Rossman instead urges borrowers to use their savings or cash to pay for these larger expenses, especially in a high-rate environment. “While you’re paying off this vacation for the next five years, what about other future trip planning and other expenses?” he adds, stating that “the cumulative effect [of the debt] can be significant.”
Types of loans to use sparingly
Some personal loans come with extraordinarily high interest rates and should only be used as a last resort. For borrowers with bad credit or those without access to a bank account, they may be one of a limited set of options.
If you can avoid them, you should. But if you can’t, be sure to keep on top of payments and try to pay off the loan as quickly as possible.
- Credit card cash advances: Some credit card issuers allow you to take a cash advance from your available credit at an ATM or bank. But this perk comes at a hefty cost — you’ll likely be assessed a cash advance fee and a higher interest rate on the amount you borrow.
- Cash advance apps: These apps also let you access fast cash, usually up to $250, until payday. Most charge a monthly fee to use this service, and you’ll have to repay what you borrow on your next payday or within a two-week period.
- Payday loans: These loans are a costly form of debt that cater to borrowers with poor credit. Payday loans typically come with steep fees and interest rates well over 300 percent. They can lead to a dangerous debt cycle if you can’t repay and extend the loan term.
- Pawnshop loans: If your local pawnshop offers loans, you can exchange your asset for cash. You’ll likely pay an exorbitant amount of interest, and the pawnshop will keep your property if you default on the loan.
How to choose the best type of personal loan for you
When evaluating lenders, consider these questions:
- What rates and terms are offered?
- How quickly can my loan be funded?
- Are there origination or early repayment fees?
- What terms does the lender offer?
- Are there good customer reviews?
- When are customer support representatives available?
- Is there a mobile app?
A personal loan could be a good fit if you need a specific amount to cover a large, one-time expense. A line of credit — or even a credit card — may be ideal if you want the flexibility to borrow funds when you need them.
What are common uses for a personal loan?
Personal loans can be used for a wide range of expenses. Some common uses for personal loans include:
- Debt consolidation: A personal loan can be used to pay off high-interest credit card debt through consolidating multiple payments into one consolidation loan.

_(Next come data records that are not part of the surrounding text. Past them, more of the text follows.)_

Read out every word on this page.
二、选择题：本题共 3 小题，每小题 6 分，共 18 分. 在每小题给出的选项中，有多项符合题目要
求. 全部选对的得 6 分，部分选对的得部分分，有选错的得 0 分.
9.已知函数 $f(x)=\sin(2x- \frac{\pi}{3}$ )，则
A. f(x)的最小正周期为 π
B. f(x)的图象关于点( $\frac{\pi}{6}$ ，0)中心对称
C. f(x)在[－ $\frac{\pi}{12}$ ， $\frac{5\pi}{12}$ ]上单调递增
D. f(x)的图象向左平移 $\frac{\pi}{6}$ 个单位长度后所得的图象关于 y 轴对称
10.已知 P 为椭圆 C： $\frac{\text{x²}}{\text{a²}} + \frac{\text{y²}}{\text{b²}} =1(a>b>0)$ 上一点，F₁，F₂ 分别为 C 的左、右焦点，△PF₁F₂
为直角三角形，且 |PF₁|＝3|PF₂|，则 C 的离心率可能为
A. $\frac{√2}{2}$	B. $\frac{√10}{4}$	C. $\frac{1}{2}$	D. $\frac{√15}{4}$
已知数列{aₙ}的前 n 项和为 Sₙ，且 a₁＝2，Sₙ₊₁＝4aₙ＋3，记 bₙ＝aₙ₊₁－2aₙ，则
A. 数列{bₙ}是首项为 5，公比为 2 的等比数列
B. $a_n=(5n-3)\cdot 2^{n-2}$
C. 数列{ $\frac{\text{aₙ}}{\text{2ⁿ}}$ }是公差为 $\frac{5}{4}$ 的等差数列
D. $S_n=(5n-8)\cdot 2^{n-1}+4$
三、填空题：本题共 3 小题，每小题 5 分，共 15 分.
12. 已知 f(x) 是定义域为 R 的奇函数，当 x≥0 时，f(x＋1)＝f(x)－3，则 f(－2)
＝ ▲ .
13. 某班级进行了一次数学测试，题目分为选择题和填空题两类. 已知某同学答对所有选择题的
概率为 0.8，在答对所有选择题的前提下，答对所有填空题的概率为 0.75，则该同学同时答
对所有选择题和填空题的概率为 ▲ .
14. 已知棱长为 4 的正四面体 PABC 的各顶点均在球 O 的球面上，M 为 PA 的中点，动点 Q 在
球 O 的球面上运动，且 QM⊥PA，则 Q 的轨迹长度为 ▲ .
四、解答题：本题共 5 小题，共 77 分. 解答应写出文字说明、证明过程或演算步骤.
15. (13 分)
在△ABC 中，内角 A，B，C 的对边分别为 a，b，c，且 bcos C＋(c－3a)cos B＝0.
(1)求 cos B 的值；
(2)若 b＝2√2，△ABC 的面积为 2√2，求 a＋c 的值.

- Medical bills: Personal loans may be used to cover medical treatments that are not eligible for insurance reimbursement.
- Funeral expenses: The average cost of a funeral was nearly $8,000 as of 2021.
- Car repair: The costs to repair a car are often expensive and unexpected. Using a personal loan could be a useful way to cover the cost of car repairs, especially if you need the repairs done quickly.
- Relocation: Personal loans can cover most of the costs associated with moving, like the cost of hiring a moving company, rental deposits, new furniture or the cost of a rental or moving vehicle.
- Home improvement or remodel: Personal loans can be used to finance home improvements, renovations or even large-scale remodels. This option is particularly popular among those who don’t have a significant amount of equity in their home or don’t want to dip into their existing equity.
- Unexpected costs: Emergencies or unexpected costs can pop up at any time. If your emergency savings can’t cover the cost, you could use a personal loan.
There are several types of personal loans to choose from, and each has its own benefits and drawbacks. Understand how personal loans work and what to expect before applying. Evaluate lenders carefully to ensure you select the ideal personal loan product for you.